Ivy was crying now. She didn’t know but she continued, now with tears still falling down her eyes.


CHAPTER 5

You left me!

Is that how you’ll always remember it?

It’s the truth!

No, you want to be right! You want to be right! You want the satisfaction of not being in the wrong side of the tracks, always. You never wanted the truth! Because if you had wanted the truth then you would have listened when I told you that I wanted to stay and be with you always! I was screaming my lungs out now. She was down on her knees, crying.

No. No! No! You left me, still. You weren’t here when I suffered. It hurt Jake. It hurt like hell.

Yeah well, leaving you hurt even worse!

I began to feel tears welling down my eyes and suppressed them.

I mustn’t cry in front of her. I must not.

I stood there. Looking at her small figure. Crouched like a lowly person begging at someone’s feet to understand them. I looked her and I knew I could not hide the tears away anymore.

A tear fell down my left eye, and I didn’t care. They fell like waterfalls and in no time I was beating here at the amount of water my eyelids are producing. She took me by the arms and caressed me. She comforted me. I was sobbing in her arms. Just like I was that time when we were kids and I didn’t get the present I wanted for Christmas. She took me by the arms, and whispered in my ear.

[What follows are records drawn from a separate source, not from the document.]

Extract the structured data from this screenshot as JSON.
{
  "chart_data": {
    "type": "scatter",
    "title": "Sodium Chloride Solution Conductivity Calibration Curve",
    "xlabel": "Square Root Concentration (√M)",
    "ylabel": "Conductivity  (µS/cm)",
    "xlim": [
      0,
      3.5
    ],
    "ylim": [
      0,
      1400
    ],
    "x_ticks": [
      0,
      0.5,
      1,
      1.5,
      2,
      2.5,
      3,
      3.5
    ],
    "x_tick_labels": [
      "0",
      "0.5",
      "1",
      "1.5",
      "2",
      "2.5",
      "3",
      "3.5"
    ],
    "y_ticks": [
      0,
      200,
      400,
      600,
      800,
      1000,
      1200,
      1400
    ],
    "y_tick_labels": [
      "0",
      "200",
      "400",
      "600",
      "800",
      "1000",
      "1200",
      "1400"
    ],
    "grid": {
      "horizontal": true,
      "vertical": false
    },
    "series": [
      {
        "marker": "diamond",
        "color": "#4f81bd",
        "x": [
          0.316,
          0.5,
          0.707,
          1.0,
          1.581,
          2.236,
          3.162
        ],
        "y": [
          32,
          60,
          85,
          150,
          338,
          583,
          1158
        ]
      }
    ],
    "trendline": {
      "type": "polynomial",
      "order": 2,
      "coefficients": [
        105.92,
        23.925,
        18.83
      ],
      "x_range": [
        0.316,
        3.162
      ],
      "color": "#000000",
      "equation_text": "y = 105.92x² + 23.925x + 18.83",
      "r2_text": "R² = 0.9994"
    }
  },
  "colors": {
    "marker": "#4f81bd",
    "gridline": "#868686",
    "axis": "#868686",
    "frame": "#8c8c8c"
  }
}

I’m sorry was all I could say in return.


CHAPTER 6

The letter was well hidden. I wanted to have something of hers in my person when I leave for the next flight so I went into her room and looked for her scrapbook. She was always an artist. She was the art I always wanted to draw. If only I could. She was the only art I cared enough to understand and love. She was art. She wasn’t always beautiful but I know better now. That art was not supposed to be perfect or beautiful. It was supposed to make you feel beautiful. And being with her was a maze of emotions. She was art for the very reason that I saw myself in her. And yet she wasn’t me. I love her. I will always, always love her. Always.

I tuck the letter inside my jacket’s inside pocket and leave the scrapbook behind. This’ll do. I tell myself. This is enough. I tell myself.


The book has now become wet with her tears. She couldn’t control them.

She was there, looking at her screen, rereading the words with both sorrow and astonishment. Truth really is funnier than fiction. Writing fiction requires a lot lying. But to tell a good lie, it must be rooted to one simple truth. She didn’t know if these were all true but she knew for a fact that the words made her feel something. The words were her truth.

I now have story, she thought.

And with that she read the seventh chapter.